Other main points in the motion included, that in order to be on the agenda, all board directives be submitted to the superintendent’s office seven days prior to a meeting, that the directive must be simply stated without detailed justifications and any directive which does not receive a majority vote would not be reasserted without a significant change.

Rhinehart added that board directives are defined as requests for the superintendent to review and research an issue and make recommendations to the board. He said this would hopefully allow the board members and the public to look at issues ahead of time.

In other issues the board voted five-to-two, to approve curriculum recognition of Religious Freedom Day on January 16 and the distribution of religious materials in a pilot program beginning next spring.

Accepting the suggestion of Superintendent Dr. Tony Baldwin (no relation to board member), the board decided BCS curriculums will take the nationally recognized day as an opportunity to instruct students about the history of religious freedom in the US, studies of different world cultures, social studies and language arts as pertaining to world religious beliefs.

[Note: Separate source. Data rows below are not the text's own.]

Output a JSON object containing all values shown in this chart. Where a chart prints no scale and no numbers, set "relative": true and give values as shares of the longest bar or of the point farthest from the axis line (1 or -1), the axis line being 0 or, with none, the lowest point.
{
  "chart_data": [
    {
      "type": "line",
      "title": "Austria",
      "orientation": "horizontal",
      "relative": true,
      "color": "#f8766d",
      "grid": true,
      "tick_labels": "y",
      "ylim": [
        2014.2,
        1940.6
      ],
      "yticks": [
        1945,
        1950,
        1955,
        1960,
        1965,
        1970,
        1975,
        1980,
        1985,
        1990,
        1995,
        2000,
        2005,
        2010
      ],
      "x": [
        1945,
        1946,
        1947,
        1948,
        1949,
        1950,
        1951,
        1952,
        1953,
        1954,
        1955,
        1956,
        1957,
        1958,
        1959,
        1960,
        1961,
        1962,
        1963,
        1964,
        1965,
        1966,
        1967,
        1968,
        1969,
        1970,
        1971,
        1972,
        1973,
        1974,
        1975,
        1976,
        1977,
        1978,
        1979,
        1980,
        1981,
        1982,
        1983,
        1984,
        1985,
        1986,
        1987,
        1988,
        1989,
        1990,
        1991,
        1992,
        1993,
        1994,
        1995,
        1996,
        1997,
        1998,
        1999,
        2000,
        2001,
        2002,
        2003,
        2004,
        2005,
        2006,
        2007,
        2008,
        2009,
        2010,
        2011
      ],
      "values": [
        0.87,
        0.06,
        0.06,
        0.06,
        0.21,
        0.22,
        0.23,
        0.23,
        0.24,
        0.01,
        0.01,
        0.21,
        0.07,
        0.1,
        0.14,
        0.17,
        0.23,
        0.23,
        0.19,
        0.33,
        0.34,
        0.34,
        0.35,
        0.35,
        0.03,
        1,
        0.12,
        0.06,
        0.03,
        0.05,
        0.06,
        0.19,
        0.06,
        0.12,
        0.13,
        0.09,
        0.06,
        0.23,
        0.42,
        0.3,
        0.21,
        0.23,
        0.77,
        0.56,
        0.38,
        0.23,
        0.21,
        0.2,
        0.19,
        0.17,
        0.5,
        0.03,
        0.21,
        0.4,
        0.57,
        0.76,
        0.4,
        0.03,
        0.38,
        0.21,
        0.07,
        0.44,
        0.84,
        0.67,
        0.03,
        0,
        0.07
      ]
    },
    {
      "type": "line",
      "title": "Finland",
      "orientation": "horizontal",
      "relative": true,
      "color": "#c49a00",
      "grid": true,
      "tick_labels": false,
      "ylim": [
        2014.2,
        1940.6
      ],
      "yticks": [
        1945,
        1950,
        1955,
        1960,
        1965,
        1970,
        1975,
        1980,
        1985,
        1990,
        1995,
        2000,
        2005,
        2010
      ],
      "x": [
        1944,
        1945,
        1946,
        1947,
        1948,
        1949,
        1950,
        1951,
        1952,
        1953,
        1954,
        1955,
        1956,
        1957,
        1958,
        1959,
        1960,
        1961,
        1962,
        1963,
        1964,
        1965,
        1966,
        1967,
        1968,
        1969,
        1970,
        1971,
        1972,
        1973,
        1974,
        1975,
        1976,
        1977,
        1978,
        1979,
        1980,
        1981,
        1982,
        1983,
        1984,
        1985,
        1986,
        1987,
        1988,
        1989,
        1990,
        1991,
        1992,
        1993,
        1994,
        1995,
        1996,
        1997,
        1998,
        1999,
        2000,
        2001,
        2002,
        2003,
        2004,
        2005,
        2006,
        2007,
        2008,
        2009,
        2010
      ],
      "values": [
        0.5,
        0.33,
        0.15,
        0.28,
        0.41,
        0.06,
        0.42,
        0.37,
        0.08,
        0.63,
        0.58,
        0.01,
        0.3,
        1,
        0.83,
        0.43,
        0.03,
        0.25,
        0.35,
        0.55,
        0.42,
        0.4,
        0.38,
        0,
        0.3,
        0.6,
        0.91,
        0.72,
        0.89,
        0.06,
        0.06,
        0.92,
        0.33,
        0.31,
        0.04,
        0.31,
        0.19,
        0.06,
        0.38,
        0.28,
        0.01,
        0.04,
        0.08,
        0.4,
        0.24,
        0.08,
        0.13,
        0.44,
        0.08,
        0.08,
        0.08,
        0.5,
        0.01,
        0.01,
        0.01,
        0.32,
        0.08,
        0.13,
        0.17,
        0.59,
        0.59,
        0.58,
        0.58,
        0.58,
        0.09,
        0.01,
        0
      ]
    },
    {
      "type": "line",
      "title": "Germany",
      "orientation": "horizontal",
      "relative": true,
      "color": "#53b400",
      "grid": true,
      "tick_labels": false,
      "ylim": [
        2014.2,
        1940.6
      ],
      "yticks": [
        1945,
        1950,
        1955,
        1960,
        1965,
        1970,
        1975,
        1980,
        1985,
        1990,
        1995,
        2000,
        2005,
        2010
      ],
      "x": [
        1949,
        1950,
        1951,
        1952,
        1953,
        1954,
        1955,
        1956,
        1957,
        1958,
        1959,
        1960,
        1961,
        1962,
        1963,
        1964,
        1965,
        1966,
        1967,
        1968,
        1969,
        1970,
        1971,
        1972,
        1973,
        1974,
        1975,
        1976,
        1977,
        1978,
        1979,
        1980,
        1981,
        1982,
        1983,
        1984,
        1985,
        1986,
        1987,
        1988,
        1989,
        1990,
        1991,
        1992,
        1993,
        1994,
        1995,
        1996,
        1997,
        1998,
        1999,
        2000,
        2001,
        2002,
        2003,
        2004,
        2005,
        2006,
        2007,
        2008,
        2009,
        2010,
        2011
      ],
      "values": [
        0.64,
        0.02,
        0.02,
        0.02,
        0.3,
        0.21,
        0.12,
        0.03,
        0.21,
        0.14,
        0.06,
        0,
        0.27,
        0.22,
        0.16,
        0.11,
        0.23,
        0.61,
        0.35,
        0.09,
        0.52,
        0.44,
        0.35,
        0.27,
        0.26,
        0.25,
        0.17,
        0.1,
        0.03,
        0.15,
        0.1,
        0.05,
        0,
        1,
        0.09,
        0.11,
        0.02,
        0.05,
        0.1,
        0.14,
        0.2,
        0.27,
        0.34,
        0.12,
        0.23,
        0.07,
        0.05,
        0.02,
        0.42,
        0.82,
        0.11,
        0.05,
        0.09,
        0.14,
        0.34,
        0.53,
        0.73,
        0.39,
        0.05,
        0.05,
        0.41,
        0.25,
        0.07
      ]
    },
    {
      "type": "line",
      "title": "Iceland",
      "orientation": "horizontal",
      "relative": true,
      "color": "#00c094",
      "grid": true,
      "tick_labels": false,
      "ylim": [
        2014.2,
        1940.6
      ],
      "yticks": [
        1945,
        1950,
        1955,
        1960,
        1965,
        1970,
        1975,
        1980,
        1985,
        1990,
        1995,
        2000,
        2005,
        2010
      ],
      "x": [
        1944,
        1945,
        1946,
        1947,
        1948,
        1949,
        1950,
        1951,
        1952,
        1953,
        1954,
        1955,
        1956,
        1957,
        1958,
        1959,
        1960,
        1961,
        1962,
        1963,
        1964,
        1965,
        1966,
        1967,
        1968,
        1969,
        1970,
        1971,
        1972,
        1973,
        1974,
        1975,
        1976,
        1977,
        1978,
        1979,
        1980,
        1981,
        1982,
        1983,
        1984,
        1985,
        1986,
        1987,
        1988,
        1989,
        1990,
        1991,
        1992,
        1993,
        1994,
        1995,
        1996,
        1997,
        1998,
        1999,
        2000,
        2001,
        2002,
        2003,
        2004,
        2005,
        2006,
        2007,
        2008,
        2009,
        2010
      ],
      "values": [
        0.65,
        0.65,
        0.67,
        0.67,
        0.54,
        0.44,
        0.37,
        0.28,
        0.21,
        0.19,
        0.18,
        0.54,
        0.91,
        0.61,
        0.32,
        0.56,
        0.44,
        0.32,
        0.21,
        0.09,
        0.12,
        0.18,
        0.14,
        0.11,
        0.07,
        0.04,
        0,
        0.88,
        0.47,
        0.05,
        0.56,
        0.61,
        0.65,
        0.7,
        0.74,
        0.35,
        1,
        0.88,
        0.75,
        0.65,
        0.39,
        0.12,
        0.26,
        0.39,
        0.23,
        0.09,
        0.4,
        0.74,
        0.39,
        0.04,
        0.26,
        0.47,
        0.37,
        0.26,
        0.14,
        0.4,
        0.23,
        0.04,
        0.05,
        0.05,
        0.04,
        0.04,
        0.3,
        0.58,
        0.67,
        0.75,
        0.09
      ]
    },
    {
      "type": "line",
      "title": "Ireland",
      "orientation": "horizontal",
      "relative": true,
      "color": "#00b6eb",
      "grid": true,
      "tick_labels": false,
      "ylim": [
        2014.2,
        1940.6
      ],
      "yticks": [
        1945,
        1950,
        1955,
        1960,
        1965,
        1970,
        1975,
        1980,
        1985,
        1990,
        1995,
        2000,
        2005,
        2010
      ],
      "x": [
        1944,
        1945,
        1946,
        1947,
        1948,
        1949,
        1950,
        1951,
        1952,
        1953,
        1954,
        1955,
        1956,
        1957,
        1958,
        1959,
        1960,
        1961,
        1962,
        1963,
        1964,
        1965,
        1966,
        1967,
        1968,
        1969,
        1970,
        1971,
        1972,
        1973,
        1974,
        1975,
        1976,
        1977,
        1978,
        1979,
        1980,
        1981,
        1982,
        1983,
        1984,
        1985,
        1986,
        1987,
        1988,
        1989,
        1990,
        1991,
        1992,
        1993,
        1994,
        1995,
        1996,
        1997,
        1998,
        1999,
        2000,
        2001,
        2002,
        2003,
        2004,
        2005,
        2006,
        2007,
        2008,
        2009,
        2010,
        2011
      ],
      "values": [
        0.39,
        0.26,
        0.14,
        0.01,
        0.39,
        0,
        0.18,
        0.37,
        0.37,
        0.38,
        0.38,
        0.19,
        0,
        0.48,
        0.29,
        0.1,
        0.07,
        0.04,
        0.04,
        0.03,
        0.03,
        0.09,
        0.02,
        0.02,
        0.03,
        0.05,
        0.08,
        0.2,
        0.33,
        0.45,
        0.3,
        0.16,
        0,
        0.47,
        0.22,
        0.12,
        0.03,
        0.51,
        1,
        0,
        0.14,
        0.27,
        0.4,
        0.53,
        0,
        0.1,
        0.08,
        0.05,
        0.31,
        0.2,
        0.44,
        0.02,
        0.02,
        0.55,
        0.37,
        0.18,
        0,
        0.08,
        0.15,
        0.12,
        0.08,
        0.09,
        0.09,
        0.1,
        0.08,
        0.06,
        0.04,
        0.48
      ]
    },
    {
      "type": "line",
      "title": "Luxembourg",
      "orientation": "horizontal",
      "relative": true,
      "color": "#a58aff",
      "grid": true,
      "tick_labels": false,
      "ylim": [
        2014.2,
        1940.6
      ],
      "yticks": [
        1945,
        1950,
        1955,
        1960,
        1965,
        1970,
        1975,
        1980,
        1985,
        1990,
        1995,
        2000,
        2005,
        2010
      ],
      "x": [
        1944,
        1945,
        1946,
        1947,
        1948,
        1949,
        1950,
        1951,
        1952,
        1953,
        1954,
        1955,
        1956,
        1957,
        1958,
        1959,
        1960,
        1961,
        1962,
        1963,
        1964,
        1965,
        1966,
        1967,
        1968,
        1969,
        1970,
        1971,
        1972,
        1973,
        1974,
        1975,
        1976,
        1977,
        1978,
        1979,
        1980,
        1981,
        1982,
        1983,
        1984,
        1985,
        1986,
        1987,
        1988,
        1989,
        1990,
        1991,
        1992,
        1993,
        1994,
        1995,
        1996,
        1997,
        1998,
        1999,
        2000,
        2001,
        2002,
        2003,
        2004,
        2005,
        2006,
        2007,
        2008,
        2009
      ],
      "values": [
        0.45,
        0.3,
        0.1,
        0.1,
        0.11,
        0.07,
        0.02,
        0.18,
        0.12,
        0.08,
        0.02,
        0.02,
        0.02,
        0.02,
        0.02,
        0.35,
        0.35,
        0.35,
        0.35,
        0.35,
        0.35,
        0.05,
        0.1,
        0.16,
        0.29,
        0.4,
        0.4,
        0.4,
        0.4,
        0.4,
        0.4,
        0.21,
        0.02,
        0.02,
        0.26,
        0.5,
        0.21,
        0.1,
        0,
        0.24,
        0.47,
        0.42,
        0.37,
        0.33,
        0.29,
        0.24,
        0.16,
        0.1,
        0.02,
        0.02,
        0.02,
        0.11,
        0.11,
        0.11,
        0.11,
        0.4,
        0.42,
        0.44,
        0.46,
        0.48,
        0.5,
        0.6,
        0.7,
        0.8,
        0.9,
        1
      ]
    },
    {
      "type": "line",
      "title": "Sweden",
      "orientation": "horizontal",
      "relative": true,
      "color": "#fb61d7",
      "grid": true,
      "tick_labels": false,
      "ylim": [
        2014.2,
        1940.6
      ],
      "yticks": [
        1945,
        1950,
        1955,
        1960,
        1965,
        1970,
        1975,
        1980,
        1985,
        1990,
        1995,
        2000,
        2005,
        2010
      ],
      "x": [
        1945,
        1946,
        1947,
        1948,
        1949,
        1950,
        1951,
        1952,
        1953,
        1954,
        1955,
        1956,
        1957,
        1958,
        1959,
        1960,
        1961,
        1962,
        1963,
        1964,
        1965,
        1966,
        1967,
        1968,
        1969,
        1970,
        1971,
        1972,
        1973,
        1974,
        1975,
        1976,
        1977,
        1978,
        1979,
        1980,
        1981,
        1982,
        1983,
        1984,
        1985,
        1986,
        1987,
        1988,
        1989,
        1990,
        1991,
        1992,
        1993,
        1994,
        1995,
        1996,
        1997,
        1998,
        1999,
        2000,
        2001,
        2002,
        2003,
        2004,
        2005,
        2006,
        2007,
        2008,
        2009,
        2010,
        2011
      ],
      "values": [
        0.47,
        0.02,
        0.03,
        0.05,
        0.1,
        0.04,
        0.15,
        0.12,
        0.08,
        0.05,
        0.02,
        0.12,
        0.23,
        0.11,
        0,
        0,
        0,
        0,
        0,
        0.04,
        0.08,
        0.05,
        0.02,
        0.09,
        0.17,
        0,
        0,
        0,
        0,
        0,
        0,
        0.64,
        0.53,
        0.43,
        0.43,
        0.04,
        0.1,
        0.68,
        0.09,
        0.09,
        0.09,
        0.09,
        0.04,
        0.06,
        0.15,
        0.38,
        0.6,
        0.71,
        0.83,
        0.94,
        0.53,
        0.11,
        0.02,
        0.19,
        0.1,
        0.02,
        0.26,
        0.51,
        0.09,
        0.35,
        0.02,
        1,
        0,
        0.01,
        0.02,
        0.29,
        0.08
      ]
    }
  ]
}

In addition the board asked the superintendent to draft a policy creating a pilot program which allows religious material to be actively distributed during an already existing community event such as a school open house.

“I think we’re opening a Pandora’s Box,” said board member Pat Bryant who voted against the motion. Board member Chip Craig also voted against the motion, saying he thought it would add work to an already overburdened staff.

The board debated whether to make the distribution a policy or to allow school principals to determine whether to participate.

“We were elected to make decisions,” said board member Steve Sizemore, who was attending his last board meeting. “Either make the policy or don’t, but don’t put the burden on the principals.”

“I think this fits with our mission of educating the whole child,” she said board member Lisa Baldwin who suggested the idea of using an already existing event for the distribution of material.

Public comment regarding the distribution of religious materials included concerns regarding the impact of the orderliness of the schools, fears that students will be offended and adding to the burden of teachers and principals.

The board also passed the 2012-2013 budget of $218 million and several members thanked Sizemore for his service.